O caso é apenas o mais extremo de uma lista que só faz crescer de exibições de crueldade, com detentos estrebuchando por horas porque a injeção letal não teve exatamente o desempenho esperado. O que se agravou desde que a corporação que fabricava o sódio thiopental parou de fornecê-lo, segundo Gorsuch, por causa de “campanha dos oponentes da pena de morte.”
A opinião de maioria de cinco membros essencialmente ignorou a evidência da condição médica rara do réu e rechaçou a sugestão de execução com gás nitrogênio – que existe legalmente em três estados nos EUA – com a cínica justificativa de que não teria apresentado um ‘plano completo’ da própria execução, ao não incluir detalhes como o ‘equipamento de proteção’ dos carrascos.
Gorsuch buscou se mostrar como um “originalista”, um defensor dos fundamentos constitucionais originários quando a Oitava Emenda foi adotada em 1791, e até se dedicou a descrever os métodos de execução “cruéis e incomuns” da época, como “enforcar, esquartejar, arrastar o corpo pela rua e queimar na fogueira”, para concluir que não havia como excluir sufocamento “por vários minutos”.

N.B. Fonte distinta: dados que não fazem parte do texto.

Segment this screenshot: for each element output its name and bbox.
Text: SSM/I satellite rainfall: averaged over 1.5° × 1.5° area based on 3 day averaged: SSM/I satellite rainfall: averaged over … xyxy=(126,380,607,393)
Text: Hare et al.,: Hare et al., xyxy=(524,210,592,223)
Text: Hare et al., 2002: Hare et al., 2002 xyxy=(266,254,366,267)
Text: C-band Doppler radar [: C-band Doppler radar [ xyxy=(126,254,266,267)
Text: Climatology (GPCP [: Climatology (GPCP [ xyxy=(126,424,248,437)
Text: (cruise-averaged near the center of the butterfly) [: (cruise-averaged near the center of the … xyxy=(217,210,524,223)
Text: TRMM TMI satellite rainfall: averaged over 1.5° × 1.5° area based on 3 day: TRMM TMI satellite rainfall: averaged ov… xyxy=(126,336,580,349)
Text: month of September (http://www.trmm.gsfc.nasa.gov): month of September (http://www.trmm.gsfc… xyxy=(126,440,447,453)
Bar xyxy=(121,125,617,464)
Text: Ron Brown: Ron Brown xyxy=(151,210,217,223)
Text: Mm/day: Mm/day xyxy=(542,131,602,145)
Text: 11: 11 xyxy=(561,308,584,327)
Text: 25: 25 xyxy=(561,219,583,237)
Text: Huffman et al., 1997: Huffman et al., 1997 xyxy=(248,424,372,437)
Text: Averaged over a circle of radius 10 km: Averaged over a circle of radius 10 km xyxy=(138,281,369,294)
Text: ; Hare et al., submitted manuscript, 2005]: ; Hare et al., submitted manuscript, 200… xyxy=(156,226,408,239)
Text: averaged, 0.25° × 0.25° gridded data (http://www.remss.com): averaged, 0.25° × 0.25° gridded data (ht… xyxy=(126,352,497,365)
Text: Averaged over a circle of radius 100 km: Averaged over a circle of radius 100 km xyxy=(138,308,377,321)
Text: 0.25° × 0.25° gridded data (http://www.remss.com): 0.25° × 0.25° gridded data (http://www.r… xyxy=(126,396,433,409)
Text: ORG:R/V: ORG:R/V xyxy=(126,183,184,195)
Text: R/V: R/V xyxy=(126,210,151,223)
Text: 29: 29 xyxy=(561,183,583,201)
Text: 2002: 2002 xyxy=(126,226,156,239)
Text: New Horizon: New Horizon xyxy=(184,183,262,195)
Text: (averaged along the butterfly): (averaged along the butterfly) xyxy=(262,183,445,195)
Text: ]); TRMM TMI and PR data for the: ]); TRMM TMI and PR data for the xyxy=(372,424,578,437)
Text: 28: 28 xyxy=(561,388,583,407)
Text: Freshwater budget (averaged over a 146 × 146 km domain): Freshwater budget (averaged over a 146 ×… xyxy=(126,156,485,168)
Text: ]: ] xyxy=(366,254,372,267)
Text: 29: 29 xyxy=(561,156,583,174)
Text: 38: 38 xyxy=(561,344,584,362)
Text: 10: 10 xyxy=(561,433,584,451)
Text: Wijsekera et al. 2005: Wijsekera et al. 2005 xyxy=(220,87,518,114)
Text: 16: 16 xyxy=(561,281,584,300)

Desde 1958, sob a presidência de Earl Warren, a Suprema Corte estabeleceu que a Oitava Emenda proibia não apenas o que era considerado bárbaro no século XVIII, mas qualquer punição que desafiasse “padrões evolutivos de decência que marcam o progresso de uma sociedade em amadurecimento”.
É com base nessa concepção que passou a ser considerado que a pena capital é “cruel e incomum” aplicada a qualquer criança ou jovem, ou aos deficientes intelectuais, ou àqueles que sofrem de doença mental de tal forma que não podem compreender seu crime ou sua punição.
Mesmo com certos recuos durante o governo Reagan e com a indicação por Bush Pai de reacionários como Clarence Thomas, foi isso que prevaleceu.
Agora, a decisão encabeçada por Gorsuch implica na reversão do precedente de longa data da Suprema Corte de que – como o Juiz Breyer notou em seu voto – “a Oitava Emenda não é uma proibição estática que proscreve as mesmas coisas que proibiu no século XVIII. Pelo contrário, proíbe punições que seriam consideradas cruéis e incomuns hoje”.
Do que deriva que o “originalismo” de Gorsuch é só a folha de parreira com que busca se opor a qualquer desenvolvimento democrático dos princípios constitucionais. Como situou Ian Millhiser, no Think Progress, a opinião da maioria “literalmente arranca o coração de mais de meio século dos precedentes da Oitava Emenda e o substitui por uma regra legal muito diferente que, até recentemente, foi rejeitada por todos, exceto pelos conservadores mais linha dura da Suprema Corte”.